By default, the weight of each arm in `factorial_run`

will be 1. However, to optimize for power on the contrasts of `k`

groups against the status quo, the status quo should be `sqrt(k)`

larger than any of the treatment groups. Since we have 24 different arms in our search space, the status quo should be roughly five times larger. That larger weight is automatically set by Ax under the hood if `optimize_for_power`

kwarg is set to True on new batched trial creation.

In [ ]:

```
trial._status_quo_weight_override
```

In each iteration, we first collect data about all arms in that trial by calling `trial.run()`

and `trial.mark_complete()`

. Then we run Thompson Sampling, which assigns a weight to each arm that is proportional to the probability of that arm being the best.

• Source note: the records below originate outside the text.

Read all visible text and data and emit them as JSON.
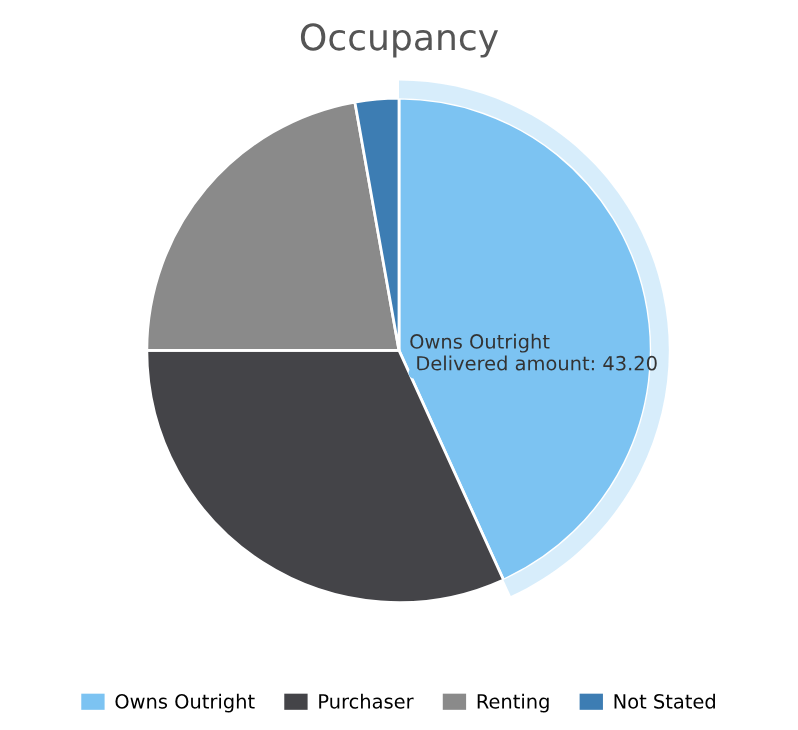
{
  "chart_data": {
    "type": "pie",
    "title": "Occupancy",
    "categories": [
      "Owns Outright",
      "Purchaser",
      "Renting",
      "Not Stated"
    ],
    "values": [
      43.2,
      31.8,
      22.2,
      2.8
    ],
    "colors": [
      "#7cc3f2",
      "#444448",
      "#8a8a8a",
      "#3d7db3"
    ],
    "legend": "bottom",
    "annotations": [
      "Owns Outright",
      "Delivered amount: 43.20"
    ]
  }
}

Arms whose weight exceed `min_weight`

are added to the next trial, so that we can gather more data on their performance.

In [ ]:

```
models = []
for i in range(4):
print(f"Running trial {i+1}...")
trial.run()
trial.mark_completed()
thompson = Models.THOMPSON(experiment=exp, data=trial.fetch_data(), min_weight=0.01)
models.append(thompson)
thompson_run = thompson.gen(n=-1)
trial = exp.new_batch_trial(optimize_for_power=True).add_generator_run(thompson_run)
```

In [ ]:

```
render(plot_fitted(models[0], metric="success_metric", rel=False))
```

The following plot below shows the mean and standard error for each arm that made it to the last trial (as well as the status quo, which appears throughout).

In [ ]:

```
render(plot_fitted(models[-1], metric="success_metric", rel=False))
```

In [ ]:

```
results = pd.DataFrame(
[
{"values": ",".join(arm.parameters.values()), "weight": weight}
for arm, weight in trial.normalized_arm_weights().items()
]
)
print(results)
```

We can also visualize the progression of the experience in the following rollout chart. Each bar represents a trial, and the width of the bands within a bar are proportional to the weight of the arms in that trial.

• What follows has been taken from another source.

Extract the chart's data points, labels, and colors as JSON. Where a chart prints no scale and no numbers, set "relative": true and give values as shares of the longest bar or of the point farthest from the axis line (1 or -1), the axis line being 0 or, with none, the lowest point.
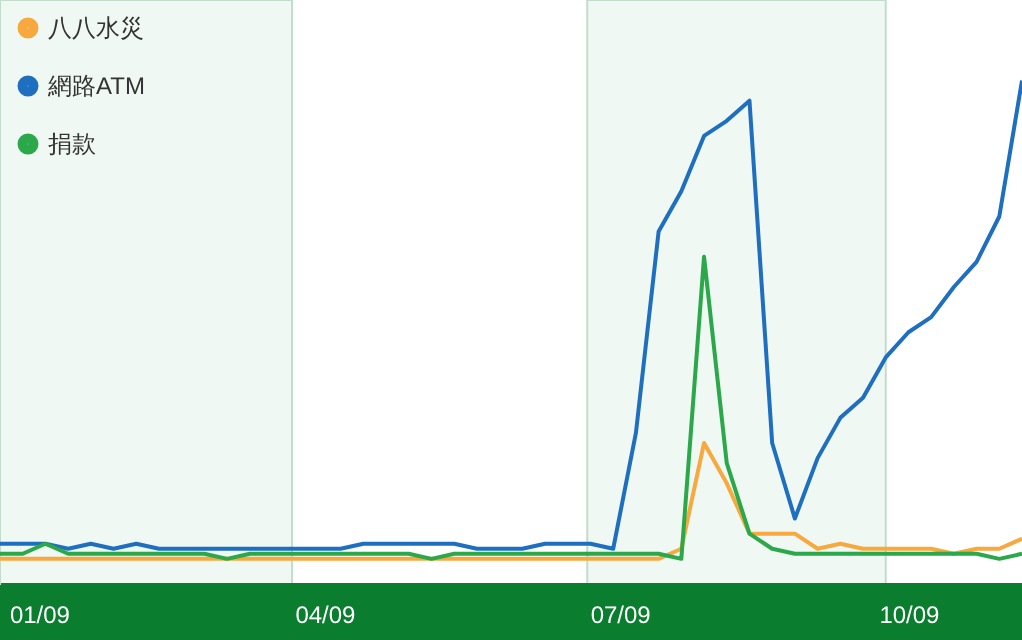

In the first trial, all arms appear with equal weight, except for the status quo. By the last trial, we have narrowed our focus to only four arms, with arm 0_22 (the arm with the highest levels) having the greatest weight.

In [ ]:

```
from ax.plot.bandit_rollout import plot_bandit_rollout
from ax.utils.notebook.plotting import render
render(plot_bandit_rollout(exp))
```

Finally, we can examine which parameter values had the greatest effect on the overall arm value. As we see in the diagram below, arms whose parameters were assigned the lower level values (such as `levell1`

, `levell2`

, `level31`

and `level32`

) performed worse than average, whereas arms with higher levels performed better than average.

In [ ]:

```
from ax.plot.marginal_effects import plot_marginal_effects
render(plot_marginal_effects(models[0], "success_metric"))
```

Total runtime of script: 10.04 seconds.